第6話


 目を覚ました後、彼女は医者と両親に観劇に戻ってきてからの記憶がないと伝えた。それはエドヴィンに突き飛ばされた記憶がないという意味を含めてつもりだった。意図を組んだ両親は、安堵したようだった。医者にはまさか弟が姉を突き飛ばしたなどと説明できるはずもなく、階段から誤って落ちたことにしていたからだ。

 イザベラは実際は鮮明に覚えていたのだが、全く覚えてないフリをした。

 医者が帰り、そっと様子を窺いにきた弟はそんな事は知らないようだ。床に手をついて頭を下げてる。

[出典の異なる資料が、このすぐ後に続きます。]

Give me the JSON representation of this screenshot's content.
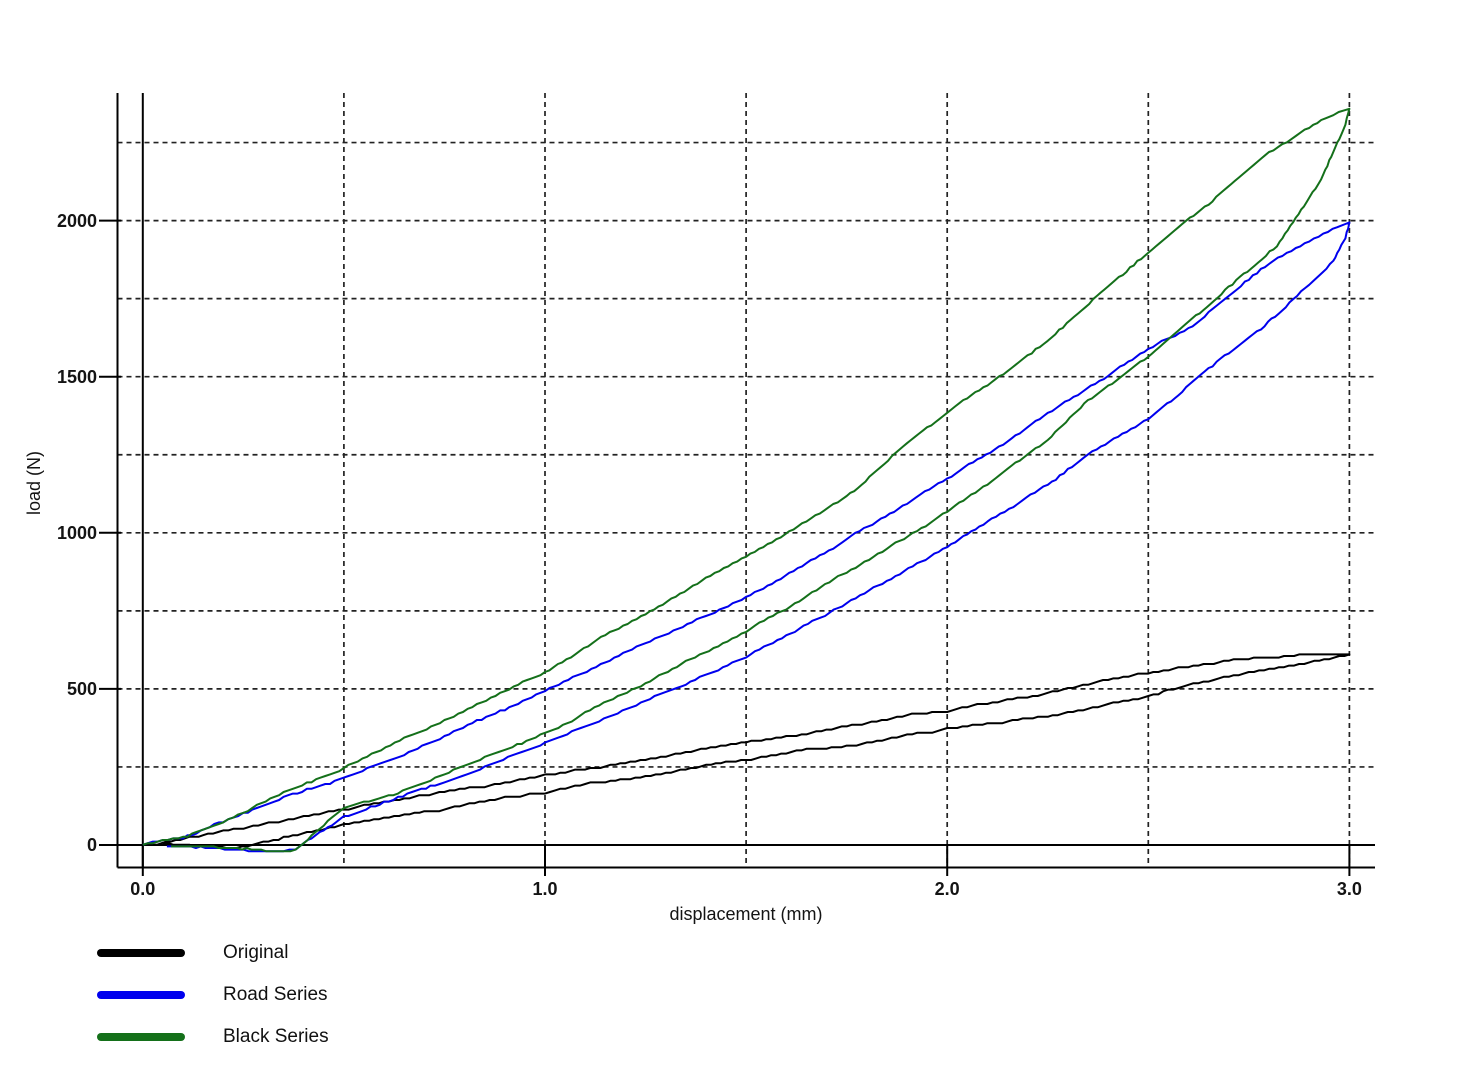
{
  "figure": {
    "background": "#ffffff",
    "axis_color": "#000000",
    "grid_color": "#222222",
    "text_color": "#141414"
  },
  "chart_data": {
    "type": "line",
    "title": "",
    "xlabel": "displacement (mm)",
    "ylabel": "load (N)",
    "xlim": [
      -0.065,
      3.06
    ],
    "ylim": [
      -74,
      2410
    ],
    "grid": "dashed",
    "x_major_ticks": [
      {
        "value": 0.0,
        "label": "0.0"
      },
      {
        "value": 1.0,
        "label": "1.0"
      },
      {
        "value": 2.0,
        "label": "2.0"
      },
      {
        "value": 3.0,
        "label": "3.0"
      }
    ],
    "y_major_ticks": [
      {
        "value": 0,
        "label": "0"
      },
      {
        "value": 500,
        "label": "500"
      },
      {
        "value": 1000,
        "label": "1000"
      },
      {
        "value": 1500,
        "label": "1500"
      },
      {
        "value": 2000,
        "label": "2000"
      }
    ],
    "x_gridlines": [
      0.5,
      1.0,
      1.5,
      2.0,
      2.5,
      3.0
    ],
    "y_gridlines": [
      250,
      500,
      750,
      1000,
      1250,
      1500,
      1750,
      2000,
      2250
    ],
    "legend_position": "below-left",
    "series": [
      {
        "name": "Original",
        "color": "#000000",
        "peak_load": 614,
        "loading": [
          [
            0,
            0
          ],
          [
            0.07,
            10
          ],
          [
            0.15,
            30
          ],
          [
            0.25,
            55
          ],
          [
            0.4,
            95
          ],
          [
            0.5,
            120
          ],
          [
            0.65,
            150
          ],
          [
            0.75,
            172
          ],
          [
            0.9,
            205
          ],
          [
            1.0,
            228
          ],
          [
            1.15,
            258
          ],
          [
            1.25,
            280
          ],
          [
            1.4,
            312
          ],
          [
            1.5,
            332
          ],
          [
            1.65,
            360
          ],
          [
            1.75,
            382
          ],
          [
            1.9,
            415
          ],
          [
            2.0,
            430
          ],
          [
            2.1,
            450
          ],
          [
            2.2,
            474
          ],
          [
            2.3,
            498
          ],
          [
            2.4,
            526
          ],
          [
            2.5,
            550
          ],
          [
            2.6,
            568
          ],
          [
            2.75,
            592
          ],
          [
            2.9,
            606
          ],
          [
            3.0,
            614
          ]
        ],
        "unloading": [
          [
            3.0,
            614
          ],
          [
            2.9,
            590
          ],
          [
            2.75,
            556
          ],
          [
            2.6,
            520
          ],
          [
            2.5,
            482
          ],
          [
            2.35,
            442
          ],
          [
            2.2,
            408
          ],
          [
            2.0,
            374
          ],
          [
            1.85,
            344
          ],
          [
            1.75,
            322
          ],
          [
            1.6,
            294
          ],
          [
            1.5,
            270
          ],
          [
            1.35,
            238
          ],
          [
            1.25,
            218
          ],
          [
            1.1,
            192
          ],
          [
            1.0,
            170
          ],
          [
            0.85,
            144
          ],
          [
            0.75,
            120
          ],
          [
            0.6,
            94
          ],
          [
            0.5,
            70
          ],
          [
            0.42,
            44
          ],
          [
            0.35,
            20
          ],
          [
            0.3,
            4
          ],
          [
            0.26,
            -8
          ],
          [
            0.22,
            -13
          ],
          [
            0.18,
            -12
          ],
          [
            0.13,
            -7
          ],
          [
            0.09,
            -3
          ],
          [
            0.05,
            0
          ]
        ]
      },
      {
        "name": "Road Series",
        "color": "#0000ee",
        "peak_load": 2000,
        "loading": [
          [
            0,
            0
          ],
          [
            0.1,
            25
          ],
          [
            0.2,
            70
          ],
          [
            0.25,
            95
          ],
          [
            0.35,
            150
          ],
          [
            0.5,
            215
          ],
          [
            0.65,
            295
          ],
          [
            0.75,
            355
          ],
          [
            0.9,
            440
          ],
          [
            1.0,
            500
          ],
          [
            1.15,
            590
          ],
          [
            1.25,
            650
          ],
          [
            1.4,
            740
          ],
          [
            1.5,
            800
          ],
          [
            1.65,
            905
          ],
          [
            1.75,
            985
          ],
          [
            1.9,
            1100
          ],
          [
            2.0,
            1180
          ],
          [
            2.15,
            1300
          ],
          [
            2.25,
            1390
          ],
          [
            2.4,
            1510
          ],
          [
            2.5,
            1595
          ],
          [
            2.6,
            1660
          ],
          [
            2.7,
            1760
          ],
          [
            2.8,
            1865
          ],
          [
            2.9,
            1940
          ],
          [
            2.97,
            1985
          ],
          [
            3.0,
            2000
          ]
        ],
        "unloading": [
          [
            3.0,
            2000
          ],
          [
            2.99,
            1950
          ],
          [
            2.96,
            1870
          ],
          [
            2.9,
            1795
          ],
          [
            2.86,
            1750
          ],
          [
            2.78,
            1655
          ],
          [
            2.65,
            1525
          ],
          [
            2.5,
            1360
          ],
          [
            2.35,
            1245
          ],
          [
            2.25,
            1150
          ],
          [
            2.1,
            1040
          ],
          [
            2.0,
            950
          ],
          [
            1.85,
            840
          ],
          [
            1.75,
            770
          ],
          [
            1.6,
            668
          ],
          [
            1.5,
            600
          ],
          [
            1.35,
            515
          ],
          [
            1.25,
            455
          ],
          [
            1.1,
            382
          ],
          [
            1.0,
            330
          ],
          [
            0.85,
            256
          ],
          [
            0.75,
            205
          ],
          [
            0.6,
            140
          ],
          [
            0.5,
            93
          ],
          [
            0.45,
            55
          ],
          [
            0.41,
            20
          ],
          [
            0.38,
            -8
          ],
          [
            0.35,
            -16
          ],
          [
            0.3,
            -16
          ],
          [
            0.25,
            -12
          ],
          [
            0.18,
            -7
          ],
          [
            0.12,
            -3
          ],
          [
            0.06,
            0
          ]
        ]
      },
      {
        "name": "Black Series",
        "color": "#14701a",
        "peak_load": 2360,
        "loading": [
          [
            0,
            0
          ],
          [
            0.1,
            30
          ],
          [
            0.2,
            80
          ],
          [
            0.25,
            110
          ],
          [
            0.35,
            175
          ],
          [
            0.5,
            250
          ],
          [
            0.65,
            345
          ],
          [
            0.75,
            405
          ],
          [
            0.9,
            500
          ],
          [
            1.0,
            560
          ],
          [
            1.15,
            675
          ],
          [
            1.25,
            745
          ],
          [
            1.4,
            860
          ],
          [
            1.5,
            930
          ],
          [
            1.65,
            1040
          ],
          [
            1.75,
            1120
          ],
          [
            1.9,
            1290
          ],
          [
            2.0,
            1380
          ],
          [
            2.15,
            1520
          ],
          [
            2.25,
            1620
          ],
          [
            2.4,
            1790
          ],
          [
            2.5,
            1900
          ],
          [
            2.65,
            2060
          ],
          [
            2.8,
            2225
          ],
          [
            2.9,
            2300
          ],
          [
            2.96,
            2345
          ],
          [
            3.0,
            2360
          ]
        ],
        "unloading": [
          [
            3.0,
            2360
          ],
          [
            2.99,
            2310
          ],
          [
            2.97,
            2255
          ],
          [
            2.93,
            2140
          ],
          [
            2.88,
            2040
          ],
          [
            2.82,
            1925
          ],
          [
            2.7,
            1790
          ],
          [
            2.6,
            1680
          ],
          [
            2.5,
            1570
          ],
          [
            2.35,
            1430
          ],
          [
            2.25,
            1305
          ],
          [
            2.1,
            1160
          ],
          [
            2.0,
            1070
          ],
          [
            1.85,
            950
          ],
          [
            1.75,
            870
          ],
          [
            1.6,
            755
          ],
          [
            1.5,
            680
          ],
          [
            1.35,
            585
          ],
          [
            1.25,
            510
          ],
          [
            1.1,
            420
          ],
          [
            1.0,
            352
          ],
          [
            0.85,
            275
          ],
          [
            0.75,
            220
          ],
          [
            0.6,
            150
          ],
          [
            0.5,
            114
          ],
          [
            0.45,
            62
          ],
          [
            0.41,
            18
          ],
          [
            0.38,
            -14
          ],
          [
            0.33,
            -20
          ],
          [
            0.27,
            -13
          ],
          [
            0.2,
            -8
          ],
          [
            0.13,
            -3
          ],
          [
            0.07,
            0
          ]
        ]
      }
    ]
  },
  "legend": {
    "items": [
      {
        "label": "Original",
        "color": "#000000"
      },
      {
        "label": "Road Series",
        "color": "#0000ee"
      },
      {
        "label": "Black Series",
        "color": "#14701a"
      }
    ]
  }
}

「姉上!ごめんなさい。私はそんなつもりはなかったんだ。あの時姉上が死んでしまったらと思うとゾッとした。ただ姉上が羨ましくて仕方なかった」


 頭を下げたまま、エドウィンは詫びる。

 イザベラは、その姿にカタリナの弟を重ねた。カタリナの罪は家族にも及び、家族も死を賜った。イザベラは公開処刑であったが他の家族は毒を使われたと聞く。即効性のあるものだったと従者のルークから聞かされ牢獄で狂ったように叫んだ。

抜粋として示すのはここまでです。